Las instituciones pertinentes, sin embargo, sí se tomaron la advertencia en serio, pues el parking estaba lleno de operarios desmontando toda la parafernalia publicitaria del exterior del pabellón (carteles, carpas, postes…) y metiéndolas en camiones, lo que le daba al lugar un aspecto de circo que deja la ciudad que me puso de mejor humor (detesto el circo).
El grupo estaba esperándonos al completo. Benito, muy serio, nos dice que hoy tenemos que ponernos las pilas: de arriba le EXIGEN más subscripciones. Murmullos de protesta. Por mi parte, noto su ansiedad de intermediario, de engranaje en tensión perpetua por aparentar la dejadez del empleado raso cuando está entre empleados rasos, y una misantropía calculada cuando está entre gerifaltes, sin ser, nunca, ni de los unos ni de los otros. Sometido como está constantemente a aprobación y examen, por un momento aparco mi desprecio hacia él y sólo siento lástima. Pero se me pasa rápido: Rafaela me saluda con un breve hola acompañado de una sonrisa; nada espectacular, lo sé, pero no dejo de fijarme en que a Damián ni le ha mirado.
El optimismo vago e infundado con el que había llegado se difumina en cuestión de minutos, cuando todo el cansancio y el hastío que soy capaz de soportar se me caen encima y el cuerpo entero me palpita como una herida envenenada, desde la cabeza a los pies. Para redondear la situación, Benito se me acerca y me dice que no puedo mantener esa actitud tan pasiva, que no puedo esperar a que la gente se me acerque, que YO tengo que acercarme a ELLOS. Tengo que, palabras textuales, ofrecerme a todas las personas que pasen cerca de mi posición. Su lógica matemática es difícil de refutar: si hablando con X personas consigo X subscripciones, hablando con 10X personas, etc, etc. Me lo debo de quedar mirando como si no acabase de entender lo que acaba de decir, porque me da un pequeño empujón hacia el primer transeúnte que pasa a nuestro lado. Le suelto mi discurso en su versión más florida y rimbombante, pero declina mi oferta antes de que termine la primera frase subjuntiva. Miro de reojo a Benito, que me insiste con un movimiento percutante de máquina de coser para que siga en esa línea. Esboza una mueca que intuyo trata de ser una sonrisa alentadora, pero que parece más un espasmo de desesperación. Me lanzo a otro transeúnte, y a otro, y a otro, y vuelvo a mirar a Benito y ya no está, y giro sobre mí mismo buscándolo pero ya se ha ido, y aquí es cuando me derrumbo. No puedo más. Me meto en los servicios y entro en uno de los cubículos y me siento sobre la tapa del retrete y me pongo a llorar.

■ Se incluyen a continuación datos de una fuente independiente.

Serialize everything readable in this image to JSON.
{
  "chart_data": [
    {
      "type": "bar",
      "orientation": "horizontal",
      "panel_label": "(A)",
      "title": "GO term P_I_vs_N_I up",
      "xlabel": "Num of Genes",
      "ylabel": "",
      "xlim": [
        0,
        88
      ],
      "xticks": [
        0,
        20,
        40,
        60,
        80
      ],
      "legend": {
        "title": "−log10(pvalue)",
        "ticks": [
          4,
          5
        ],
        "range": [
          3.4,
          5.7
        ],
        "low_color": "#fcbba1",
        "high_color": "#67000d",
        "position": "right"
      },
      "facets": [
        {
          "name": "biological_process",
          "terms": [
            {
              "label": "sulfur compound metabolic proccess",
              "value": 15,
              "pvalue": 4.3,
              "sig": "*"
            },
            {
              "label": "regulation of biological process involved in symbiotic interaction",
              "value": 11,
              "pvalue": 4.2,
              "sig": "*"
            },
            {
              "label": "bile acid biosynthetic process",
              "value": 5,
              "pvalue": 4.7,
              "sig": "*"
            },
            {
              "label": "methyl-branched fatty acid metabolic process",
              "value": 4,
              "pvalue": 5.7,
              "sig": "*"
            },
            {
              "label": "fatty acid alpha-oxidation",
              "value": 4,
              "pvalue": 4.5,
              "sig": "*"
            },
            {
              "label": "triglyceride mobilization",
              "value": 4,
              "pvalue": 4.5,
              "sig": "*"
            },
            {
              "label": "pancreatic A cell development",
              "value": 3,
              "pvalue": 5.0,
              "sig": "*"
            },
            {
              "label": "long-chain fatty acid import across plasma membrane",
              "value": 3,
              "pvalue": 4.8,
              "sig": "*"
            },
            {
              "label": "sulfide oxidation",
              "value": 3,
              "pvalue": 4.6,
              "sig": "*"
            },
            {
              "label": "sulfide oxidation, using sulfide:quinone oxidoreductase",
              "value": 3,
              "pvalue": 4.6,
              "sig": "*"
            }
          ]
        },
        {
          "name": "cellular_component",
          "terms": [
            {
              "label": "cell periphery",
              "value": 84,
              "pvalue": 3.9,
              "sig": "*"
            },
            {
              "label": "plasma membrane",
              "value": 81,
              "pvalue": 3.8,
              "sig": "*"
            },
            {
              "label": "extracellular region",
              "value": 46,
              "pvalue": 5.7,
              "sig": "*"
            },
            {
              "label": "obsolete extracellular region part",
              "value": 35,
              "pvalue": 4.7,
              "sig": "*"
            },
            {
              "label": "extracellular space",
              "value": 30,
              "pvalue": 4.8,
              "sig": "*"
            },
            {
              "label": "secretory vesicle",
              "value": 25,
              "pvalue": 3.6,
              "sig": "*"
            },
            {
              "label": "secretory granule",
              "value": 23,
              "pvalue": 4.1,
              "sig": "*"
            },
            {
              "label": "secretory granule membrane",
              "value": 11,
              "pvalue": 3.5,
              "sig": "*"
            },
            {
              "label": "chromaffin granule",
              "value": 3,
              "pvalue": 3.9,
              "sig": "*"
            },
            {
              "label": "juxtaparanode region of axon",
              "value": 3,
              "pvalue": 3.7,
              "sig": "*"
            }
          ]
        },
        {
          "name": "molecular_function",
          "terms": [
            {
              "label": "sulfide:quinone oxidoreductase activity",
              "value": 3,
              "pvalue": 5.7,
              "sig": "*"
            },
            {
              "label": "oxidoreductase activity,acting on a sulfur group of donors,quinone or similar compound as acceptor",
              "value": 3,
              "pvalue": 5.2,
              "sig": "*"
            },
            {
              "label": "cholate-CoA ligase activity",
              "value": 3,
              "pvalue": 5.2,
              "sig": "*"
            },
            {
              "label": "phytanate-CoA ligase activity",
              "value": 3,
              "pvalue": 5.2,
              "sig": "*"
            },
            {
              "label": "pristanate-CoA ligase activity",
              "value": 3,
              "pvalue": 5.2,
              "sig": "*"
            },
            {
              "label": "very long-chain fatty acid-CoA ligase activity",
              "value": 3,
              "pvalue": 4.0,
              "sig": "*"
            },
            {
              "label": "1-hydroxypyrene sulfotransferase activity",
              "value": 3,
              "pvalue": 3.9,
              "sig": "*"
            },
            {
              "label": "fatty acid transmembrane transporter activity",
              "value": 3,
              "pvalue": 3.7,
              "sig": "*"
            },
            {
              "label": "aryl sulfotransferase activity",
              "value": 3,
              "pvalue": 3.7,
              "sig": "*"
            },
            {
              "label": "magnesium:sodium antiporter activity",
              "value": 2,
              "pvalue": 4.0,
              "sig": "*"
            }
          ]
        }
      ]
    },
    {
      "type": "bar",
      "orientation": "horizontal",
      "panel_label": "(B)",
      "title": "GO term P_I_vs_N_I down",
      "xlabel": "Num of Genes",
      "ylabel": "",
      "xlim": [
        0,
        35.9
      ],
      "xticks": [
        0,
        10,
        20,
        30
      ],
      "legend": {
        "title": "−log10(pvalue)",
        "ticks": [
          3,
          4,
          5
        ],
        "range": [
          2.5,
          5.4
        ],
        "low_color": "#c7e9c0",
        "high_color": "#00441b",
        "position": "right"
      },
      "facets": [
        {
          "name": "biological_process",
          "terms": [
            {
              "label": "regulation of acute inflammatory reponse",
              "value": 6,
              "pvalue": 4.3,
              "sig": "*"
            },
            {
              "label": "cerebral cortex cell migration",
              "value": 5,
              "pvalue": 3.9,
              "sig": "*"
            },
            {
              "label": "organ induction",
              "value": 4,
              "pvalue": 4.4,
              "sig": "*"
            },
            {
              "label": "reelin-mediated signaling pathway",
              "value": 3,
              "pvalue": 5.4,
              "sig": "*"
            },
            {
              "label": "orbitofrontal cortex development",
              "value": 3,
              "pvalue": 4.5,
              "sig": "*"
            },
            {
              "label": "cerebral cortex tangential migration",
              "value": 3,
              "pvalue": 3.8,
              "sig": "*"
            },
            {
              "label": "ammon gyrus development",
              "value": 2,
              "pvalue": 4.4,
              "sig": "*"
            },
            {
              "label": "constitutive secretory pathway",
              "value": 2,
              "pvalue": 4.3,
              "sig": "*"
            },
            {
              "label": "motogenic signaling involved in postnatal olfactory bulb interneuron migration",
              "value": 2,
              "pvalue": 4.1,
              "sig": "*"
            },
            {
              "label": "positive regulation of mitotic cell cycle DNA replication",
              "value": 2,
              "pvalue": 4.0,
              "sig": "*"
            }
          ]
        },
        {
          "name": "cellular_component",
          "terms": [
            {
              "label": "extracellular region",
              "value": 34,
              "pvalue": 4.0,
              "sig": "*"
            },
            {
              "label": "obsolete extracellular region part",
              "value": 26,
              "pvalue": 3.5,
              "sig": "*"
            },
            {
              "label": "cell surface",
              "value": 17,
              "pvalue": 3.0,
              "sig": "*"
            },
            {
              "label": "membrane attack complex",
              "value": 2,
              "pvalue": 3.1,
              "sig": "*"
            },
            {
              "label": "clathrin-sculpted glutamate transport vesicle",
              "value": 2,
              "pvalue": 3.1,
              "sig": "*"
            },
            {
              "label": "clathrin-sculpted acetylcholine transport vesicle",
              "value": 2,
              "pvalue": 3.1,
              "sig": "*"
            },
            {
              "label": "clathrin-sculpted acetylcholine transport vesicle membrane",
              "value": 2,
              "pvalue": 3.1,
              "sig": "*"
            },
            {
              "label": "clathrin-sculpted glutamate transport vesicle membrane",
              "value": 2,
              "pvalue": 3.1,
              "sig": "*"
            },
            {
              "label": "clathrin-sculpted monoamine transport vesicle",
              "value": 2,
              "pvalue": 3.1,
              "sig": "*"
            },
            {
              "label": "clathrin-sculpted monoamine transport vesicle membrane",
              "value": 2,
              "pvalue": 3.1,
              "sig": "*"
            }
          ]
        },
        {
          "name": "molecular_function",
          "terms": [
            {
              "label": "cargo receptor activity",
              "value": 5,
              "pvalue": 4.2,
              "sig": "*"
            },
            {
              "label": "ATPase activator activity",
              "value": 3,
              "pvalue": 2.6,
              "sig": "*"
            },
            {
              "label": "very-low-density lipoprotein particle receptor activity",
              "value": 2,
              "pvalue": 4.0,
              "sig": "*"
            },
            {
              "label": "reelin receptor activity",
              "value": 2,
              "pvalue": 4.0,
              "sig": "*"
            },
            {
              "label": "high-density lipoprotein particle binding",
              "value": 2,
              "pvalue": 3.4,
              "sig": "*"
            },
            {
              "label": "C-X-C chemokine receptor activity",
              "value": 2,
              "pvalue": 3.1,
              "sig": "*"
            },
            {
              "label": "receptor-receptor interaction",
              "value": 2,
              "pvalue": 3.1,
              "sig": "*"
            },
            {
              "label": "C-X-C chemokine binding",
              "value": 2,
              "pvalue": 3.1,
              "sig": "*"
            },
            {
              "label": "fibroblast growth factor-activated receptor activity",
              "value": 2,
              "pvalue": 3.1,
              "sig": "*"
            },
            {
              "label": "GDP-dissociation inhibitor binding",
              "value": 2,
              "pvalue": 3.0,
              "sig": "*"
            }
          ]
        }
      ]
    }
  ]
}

Esto me dura unos veinte minutos. Después, cabizbajo, encorvado, con la cabeza entre las manos, oyendo el jolgorio amortiguado del exterior y las entradas y salidas ocasionales a los servicios, me quedo allí una hora, dos horas, tres horas, sintiendo ese tiempo como robado, aunque no sé a quién. Lo más parecido a dormir que he hecho desde no sé cuándo.